O trabalhador de 49 anos é uma das muitas vítimas da crise imobiliária na China, que está complicando a vida de muitos compradores e se transformando em uma questão delicada para o governo.
Gao comprou o apartamento, na capital regional de Zhengzhou, por 1,2 milhão de yuans (US$ 170.000 ou R$ 796.800, na cotação atual) em 2019 e recebeu o prazo de dois anos para que fosse entregue.
No entanto, a imobiliária anunciou repetidos atrasos, e, no final do ano anterior, as obras ficaram praticamente paralisadas.
"O principal impactado foi meu filho. Como você pode se casar sem sua própria casa?", diz Gao, que pediu para mudar seu nome para evitar represálias.
Há um ano, uma onda de boicotes a hipotecas explodiu no país enquanto imobiliárias endividadas lutavam para arrecadar fundos para terminar as casas que haviam sido pré-vendidas, uma prática comum na China.
Os problemas endêmicos no setor se cristalizaram em 2020, quando o governo tentou conter o endividamento excessivo e a especulação. A desaceleração econômica diante das restrições sanitárias anti-covid também afetou gravemente este cenário.
Embora Pequim tenha introduzido, recentemente, algumas medidas para amenizar este impacto, enquanto algumas propriedades foram concluídas, muitos compradores como Gao ainda estão esperando, e outras disputas surgiram sobre a qualidade da construção ou a compensação pelo atraso.
- "Culpa do governo" -
A crise imobiliária ganhou as manchetes sobretudo pelo caso da gigante Evergrande, que estava à beira da falência antes de anunciar um grande acordo de reestruturação.
No entanto, não parece ser o caso da pequena empresa regional responsável pelo apartamento de Gao, Henan Jin'en Real Estate, que não está na bolsa de valores, tornando sua situação financeira mais difícil de ser verificada.

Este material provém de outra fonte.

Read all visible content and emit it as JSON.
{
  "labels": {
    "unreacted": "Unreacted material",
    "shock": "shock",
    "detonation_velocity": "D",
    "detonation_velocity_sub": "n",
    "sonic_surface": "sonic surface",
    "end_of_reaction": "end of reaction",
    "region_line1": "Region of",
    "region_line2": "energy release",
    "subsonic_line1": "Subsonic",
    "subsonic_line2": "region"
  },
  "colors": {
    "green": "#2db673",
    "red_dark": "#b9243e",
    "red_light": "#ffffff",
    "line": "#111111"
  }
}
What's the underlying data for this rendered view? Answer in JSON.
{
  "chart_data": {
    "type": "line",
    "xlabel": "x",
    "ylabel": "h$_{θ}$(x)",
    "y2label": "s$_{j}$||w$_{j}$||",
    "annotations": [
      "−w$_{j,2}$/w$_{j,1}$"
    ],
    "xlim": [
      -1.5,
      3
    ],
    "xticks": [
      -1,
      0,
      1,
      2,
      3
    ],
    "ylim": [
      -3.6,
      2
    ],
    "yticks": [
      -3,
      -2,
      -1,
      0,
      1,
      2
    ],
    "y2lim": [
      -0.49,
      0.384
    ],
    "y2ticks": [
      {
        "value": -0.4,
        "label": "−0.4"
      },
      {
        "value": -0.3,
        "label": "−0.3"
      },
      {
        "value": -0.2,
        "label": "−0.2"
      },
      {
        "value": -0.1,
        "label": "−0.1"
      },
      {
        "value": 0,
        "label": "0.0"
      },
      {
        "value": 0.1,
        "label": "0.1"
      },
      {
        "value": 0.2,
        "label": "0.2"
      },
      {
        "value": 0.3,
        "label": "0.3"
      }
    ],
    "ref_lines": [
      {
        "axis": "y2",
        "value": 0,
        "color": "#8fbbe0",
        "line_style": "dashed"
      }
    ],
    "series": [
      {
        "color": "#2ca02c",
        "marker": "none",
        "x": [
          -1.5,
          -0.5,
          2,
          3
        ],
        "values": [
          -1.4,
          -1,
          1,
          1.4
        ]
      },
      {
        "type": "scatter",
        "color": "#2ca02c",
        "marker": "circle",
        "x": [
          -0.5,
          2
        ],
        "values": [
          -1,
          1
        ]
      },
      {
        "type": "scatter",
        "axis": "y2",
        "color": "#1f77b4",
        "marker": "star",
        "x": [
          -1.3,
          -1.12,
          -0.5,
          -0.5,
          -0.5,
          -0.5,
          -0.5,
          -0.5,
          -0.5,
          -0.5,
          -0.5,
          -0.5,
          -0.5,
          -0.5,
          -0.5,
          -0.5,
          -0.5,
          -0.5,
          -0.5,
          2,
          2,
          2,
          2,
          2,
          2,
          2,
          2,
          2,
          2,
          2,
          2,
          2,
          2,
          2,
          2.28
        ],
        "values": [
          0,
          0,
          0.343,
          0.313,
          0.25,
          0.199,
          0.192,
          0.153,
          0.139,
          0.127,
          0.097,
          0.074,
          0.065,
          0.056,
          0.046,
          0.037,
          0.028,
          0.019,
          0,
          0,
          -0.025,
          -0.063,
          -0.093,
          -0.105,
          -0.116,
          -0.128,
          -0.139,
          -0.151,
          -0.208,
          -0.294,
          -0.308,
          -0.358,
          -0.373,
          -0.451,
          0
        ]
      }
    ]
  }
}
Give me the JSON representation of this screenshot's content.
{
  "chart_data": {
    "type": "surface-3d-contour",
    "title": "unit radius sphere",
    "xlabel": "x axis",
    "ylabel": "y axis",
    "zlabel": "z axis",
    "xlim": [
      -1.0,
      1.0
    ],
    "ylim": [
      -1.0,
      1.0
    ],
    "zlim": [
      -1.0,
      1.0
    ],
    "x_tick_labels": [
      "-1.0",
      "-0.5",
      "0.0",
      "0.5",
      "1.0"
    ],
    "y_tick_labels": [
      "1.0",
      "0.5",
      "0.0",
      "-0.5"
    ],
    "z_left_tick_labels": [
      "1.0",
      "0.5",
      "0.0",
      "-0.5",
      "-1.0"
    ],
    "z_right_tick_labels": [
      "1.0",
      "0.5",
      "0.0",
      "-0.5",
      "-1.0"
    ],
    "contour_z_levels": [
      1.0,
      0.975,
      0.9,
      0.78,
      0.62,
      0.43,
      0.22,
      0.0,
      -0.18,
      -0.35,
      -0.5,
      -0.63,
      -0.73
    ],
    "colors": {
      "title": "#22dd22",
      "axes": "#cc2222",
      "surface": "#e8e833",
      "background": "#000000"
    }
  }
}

Após proprietários descontentes garantirem cerca de 100 apartamentos ainda não concluídos e denunciarem acabamentos precários, uma equipe da AFP foi ao local da construção em junho e pôde testemunhar a alvenaria externa em colapso, buracos nas paredes internas, fiação solta e portas de emergência sem segurança.
Embora alguns operários trabalhassem na obra, alguns compradores afirmam que a empresa contratou um número mínimo de mão de obra para justificar o suposto resgate do governo.
Um proprietário relatou que as autoridades locais não podem garantir a conclusão do projeto e que "as pessoas comuns levam a pior". "Não culpo a imobiliária, culpo o governo", acrescentou.
Gao contou à AFP que deixou de pagar sua hipoteca mensal de 5.000 yuans (US$ 700 ou R$ 3.320) em janeiro, juntamente com outras pessoas do complexo residencial. Ele nunca conseguiu obter uma compensação pelos atrasos da imobiliária.
A resposta deles tem sido: "'Se você não gosta, processe'", descreve Gao. "Mas eles sabem que na China é muito raro que pessoas como nós consigam pagar um processo", acrescenta.
No caso de outras pessoas afetadas, a raiva inicial deu lugar ao desamparo.
"Não adianta ficar com raiva porque não há nada que você possa fazer", diz Wang (pseudônimo). O jovem de 24 anos, que trabalha como operador de loja online, comprou uma casa na rica cidade de Ningbo (leste) por 690.000 yuans (R$ 458.160, na cotação atual) em 2021.
No entanto, as obras foram paralisadas no mesmo ano.
"Depois disso, nunca mais comprarei uma casa que não esteja terminada", afirmou.
- Pressões e ameaças -
Como medida para tentar fortalecer o setor, autoridades chinesas passaram a reduzir as taxas de hipotecas e diminuir as burocracias, além de oferecer mais empréstimos a imobiliárias.
Mas analistas alertam que o governo do presidente Xi Jinping tem pouco espaço de manobra e pode enfrentar novas ameaças à medida que os empréstimos se estendem aos corretores estatais e às grandes cidades.
As perspectivas para o setor "parecem sombrias", disse uma nota do banco japonês Nomura publicada em junho.
A situação passa a ficar ainda mais delicada após autoridades de várias regiões reprimirem as reclamações sobre construções inacabadas. Tanto Gao quanto Wang relatam que funcionários locais os contataram para desencorajá-los de apresentar queixas ao governo ou falar com a imprensa.
Outros proprietários afirmaram ter recebido ligações da polícia e temem que as autoridades monitorem seus grupos privados nas redes sociais.
"Não há nada que eu possa dizer sobre isso. O Estado controla isso muito rigidamente no momento", disse à AFP um administrador de um dos grupos.